Students arrested, charged across Valley for threats against schools

Police and school leaders stress, once again, that if you see something, to say something and let police check every lead

(WYTV) – Every threat against a school in our area this week has been taken seriously and could lead to big charges against the people behind them. Police have investigated nearly a dozen this week, just in the Mahoning Valley.

The threats have been in large and small districts, big communities and even rural ones.

A McDonald Elementary student was taken out of class.

Howland student was charged with inducing panic.

In Austintown, a note was found in a classroom at the intermediate school — which is grades 3, 4 and 5. Police checked the building, found no weapons and cleared it an hour later.

Three Niles students have been arrested this week for threats and have been charged with inducing panic. It led the high school to ban backpacks.

In Sebring, a 15-year-old freshman was suspended and has been charged with making false alarms.

“He appeared to have a plan. He just talked about it a lot and our students were really bothered by it, so we did take it very seriously,” said Sebring Solicitor Theresa Tolson.

And there’s more.

A 17-year-old in Liberty charged with inducing panic.

An 11-year-old East Palestine student could face charges.

In Boardman, a 14-year-old was charged with inducing panic. He made a threat after the entire school was warned about this serious time at schools.

“They may be kidding. They may think it’s a joke, but we did announce to them on Tuesday, reminding them that all threats would be taken seriously and reported to Boardman police,” Principal Cynthia Fernback said.

The students are then taken to the Juvenile Justice Center. The charge could go up to the felony level.

Boardman Superintendent Tim Saxton hopes that other students will learn that any type of threat will not be tolerated.

“It’s very frustrating because it’s getting in the way of what we’re here to do. We’re here to instruct kids, help kids learn. We gotta take care of this to make sure they feel safe and comfortable in the classroom before we even open a book.”

The juvenile court has been working with police and has noticed one theme from many of the cases already this week.

“Pretty much what we’ve been seeing, it’s an underlying mental health issue,” Wes Skeels said.

Most of them will be referred for a mental health screening first to determine the appropriate course of action.
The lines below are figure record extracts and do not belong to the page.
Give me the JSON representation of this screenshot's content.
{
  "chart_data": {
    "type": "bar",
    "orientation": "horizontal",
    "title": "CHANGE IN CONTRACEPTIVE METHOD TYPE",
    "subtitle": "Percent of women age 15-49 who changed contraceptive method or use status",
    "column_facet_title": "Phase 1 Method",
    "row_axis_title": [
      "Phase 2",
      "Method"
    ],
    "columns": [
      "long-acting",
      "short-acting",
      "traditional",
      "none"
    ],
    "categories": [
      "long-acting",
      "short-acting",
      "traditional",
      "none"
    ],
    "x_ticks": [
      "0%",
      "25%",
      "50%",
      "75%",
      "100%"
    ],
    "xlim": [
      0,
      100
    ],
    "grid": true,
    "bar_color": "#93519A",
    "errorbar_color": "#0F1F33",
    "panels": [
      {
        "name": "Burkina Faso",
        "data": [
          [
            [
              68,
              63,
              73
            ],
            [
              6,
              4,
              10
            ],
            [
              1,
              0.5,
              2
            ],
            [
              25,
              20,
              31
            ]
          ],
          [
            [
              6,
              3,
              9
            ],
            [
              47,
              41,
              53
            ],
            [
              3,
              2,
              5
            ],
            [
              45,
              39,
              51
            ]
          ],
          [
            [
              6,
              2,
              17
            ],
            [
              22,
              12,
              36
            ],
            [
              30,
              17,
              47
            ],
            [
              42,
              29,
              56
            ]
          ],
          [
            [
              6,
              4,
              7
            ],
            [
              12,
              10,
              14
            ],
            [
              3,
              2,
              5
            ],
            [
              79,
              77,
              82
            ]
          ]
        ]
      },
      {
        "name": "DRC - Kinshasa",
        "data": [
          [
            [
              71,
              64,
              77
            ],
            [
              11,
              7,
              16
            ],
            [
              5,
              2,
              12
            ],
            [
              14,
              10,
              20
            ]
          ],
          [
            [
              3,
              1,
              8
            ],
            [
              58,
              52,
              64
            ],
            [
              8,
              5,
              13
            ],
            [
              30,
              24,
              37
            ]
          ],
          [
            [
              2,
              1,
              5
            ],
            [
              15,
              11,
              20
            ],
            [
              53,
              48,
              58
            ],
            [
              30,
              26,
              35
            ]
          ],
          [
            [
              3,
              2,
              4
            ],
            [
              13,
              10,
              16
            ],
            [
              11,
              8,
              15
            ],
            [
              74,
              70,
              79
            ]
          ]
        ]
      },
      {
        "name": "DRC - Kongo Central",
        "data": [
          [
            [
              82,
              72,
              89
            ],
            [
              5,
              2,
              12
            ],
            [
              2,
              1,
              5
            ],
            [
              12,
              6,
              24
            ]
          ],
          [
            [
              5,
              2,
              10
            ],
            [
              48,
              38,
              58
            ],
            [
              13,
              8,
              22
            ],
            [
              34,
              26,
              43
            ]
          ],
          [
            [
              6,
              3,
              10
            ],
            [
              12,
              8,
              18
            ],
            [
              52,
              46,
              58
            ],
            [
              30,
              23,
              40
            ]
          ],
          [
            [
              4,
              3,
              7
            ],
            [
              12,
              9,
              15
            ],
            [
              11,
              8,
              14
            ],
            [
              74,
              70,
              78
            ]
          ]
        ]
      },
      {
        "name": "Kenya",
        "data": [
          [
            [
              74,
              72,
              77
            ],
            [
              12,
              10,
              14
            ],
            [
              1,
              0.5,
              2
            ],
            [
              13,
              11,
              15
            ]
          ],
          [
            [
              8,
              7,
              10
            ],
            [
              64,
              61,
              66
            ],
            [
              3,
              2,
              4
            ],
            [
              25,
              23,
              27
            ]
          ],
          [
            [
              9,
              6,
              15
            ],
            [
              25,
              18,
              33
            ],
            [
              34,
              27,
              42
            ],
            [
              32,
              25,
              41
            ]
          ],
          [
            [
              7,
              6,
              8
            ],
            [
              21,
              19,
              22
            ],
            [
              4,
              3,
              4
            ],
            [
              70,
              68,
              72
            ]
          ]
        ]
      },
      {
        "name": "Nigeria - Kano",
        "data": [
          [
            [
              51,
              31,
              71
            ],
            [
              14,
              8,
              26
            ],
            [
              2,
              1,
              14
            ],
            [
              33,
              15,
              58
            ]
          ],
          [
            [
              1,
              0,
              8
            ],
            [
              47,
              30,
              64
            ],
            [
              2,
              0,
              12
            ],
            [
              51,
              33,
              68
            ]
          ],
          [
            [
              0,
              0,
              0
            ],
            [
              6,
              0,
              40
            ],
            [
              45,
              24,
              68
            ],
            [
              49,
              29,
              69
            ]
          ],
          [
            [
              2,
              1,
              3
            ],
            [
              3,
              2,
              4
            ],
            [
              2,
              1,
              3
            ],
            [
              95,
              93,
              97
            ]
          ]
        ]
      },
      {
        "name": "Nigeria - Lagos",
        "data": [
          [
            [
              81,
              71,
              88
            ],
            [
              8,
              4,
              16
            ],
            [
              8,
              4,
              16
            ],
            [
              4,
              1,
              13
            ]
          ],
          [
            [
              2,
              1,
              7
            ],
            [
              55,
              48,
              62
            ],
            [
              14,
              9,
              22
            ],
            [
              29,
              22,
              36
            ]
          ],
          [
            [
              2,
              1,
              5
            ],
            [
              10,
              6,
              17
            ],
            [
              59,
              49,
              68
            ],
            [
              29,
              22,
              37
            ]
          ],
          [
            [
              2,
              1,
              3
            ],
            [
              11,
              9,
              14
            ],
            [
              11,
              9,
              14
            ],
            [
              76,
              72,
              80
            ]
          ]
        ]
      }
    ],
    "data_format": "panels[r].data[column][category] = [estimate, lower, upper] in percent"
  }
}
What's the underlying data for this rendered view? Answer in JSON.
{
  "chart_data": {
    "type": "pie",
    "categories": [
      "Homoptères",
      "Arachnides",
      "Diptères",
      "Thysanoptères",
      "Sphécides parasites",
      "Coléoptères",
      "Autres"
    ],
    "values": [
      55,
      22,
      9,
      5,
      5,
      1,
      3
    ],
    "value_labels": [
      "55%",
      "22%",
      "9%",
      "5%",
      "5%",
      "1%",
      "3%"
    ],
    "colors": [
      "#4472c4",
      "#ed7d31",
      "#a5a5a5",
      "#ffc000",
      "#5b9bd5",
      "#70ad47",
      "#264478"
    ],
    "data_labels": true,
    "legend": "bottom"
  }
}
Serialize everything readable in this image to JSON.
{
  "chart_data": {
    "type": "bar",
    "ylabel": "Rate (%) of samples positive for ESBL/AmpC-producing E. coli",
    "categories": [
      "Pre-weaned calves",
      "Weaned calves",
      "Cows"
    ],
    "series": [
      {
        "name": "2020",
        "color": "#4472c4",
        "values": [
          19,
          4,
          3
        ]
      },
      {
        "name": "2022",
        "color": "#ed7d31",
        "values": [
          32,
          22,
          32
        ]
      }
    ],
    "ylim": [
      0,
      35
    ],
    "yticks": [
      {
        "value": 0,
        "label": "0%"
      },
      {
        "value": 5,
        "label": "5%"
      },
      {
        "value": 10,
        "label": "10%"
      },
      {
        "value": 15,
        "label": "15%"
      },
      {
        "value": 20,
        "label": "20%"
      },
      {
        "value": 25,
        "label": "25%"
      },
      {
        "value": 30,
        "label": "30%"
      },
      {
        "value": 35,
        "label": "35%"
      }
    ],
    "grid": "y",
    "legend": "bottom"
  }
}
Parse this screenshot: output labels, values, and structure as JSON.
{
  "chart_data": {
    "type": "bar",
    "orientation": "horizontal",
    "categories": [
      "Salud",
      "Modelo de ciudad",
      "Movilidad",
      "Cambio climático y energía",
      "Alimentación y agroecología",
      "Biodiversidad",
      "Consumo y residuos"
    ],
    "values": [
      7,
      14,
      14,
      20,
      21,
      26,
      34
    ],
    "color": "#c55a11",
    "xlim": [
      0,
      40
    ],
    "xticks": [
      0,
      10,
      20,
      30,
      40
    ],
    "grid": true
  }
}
After each case runs through the court system, every school district will decide if the student should be expelled.

“This is about people. It’s not about door locks, and programs and lockdowns. It’s about connecting with kids,” Saxton said. “I think the best investment you can have is making connections with your kids. Our parents are connecting with their kids, we’re connecting with our parents. That’s what’s going to conquer this.”

Police and school leaders stress, once again, that if you see something, to say something and let police check every lead.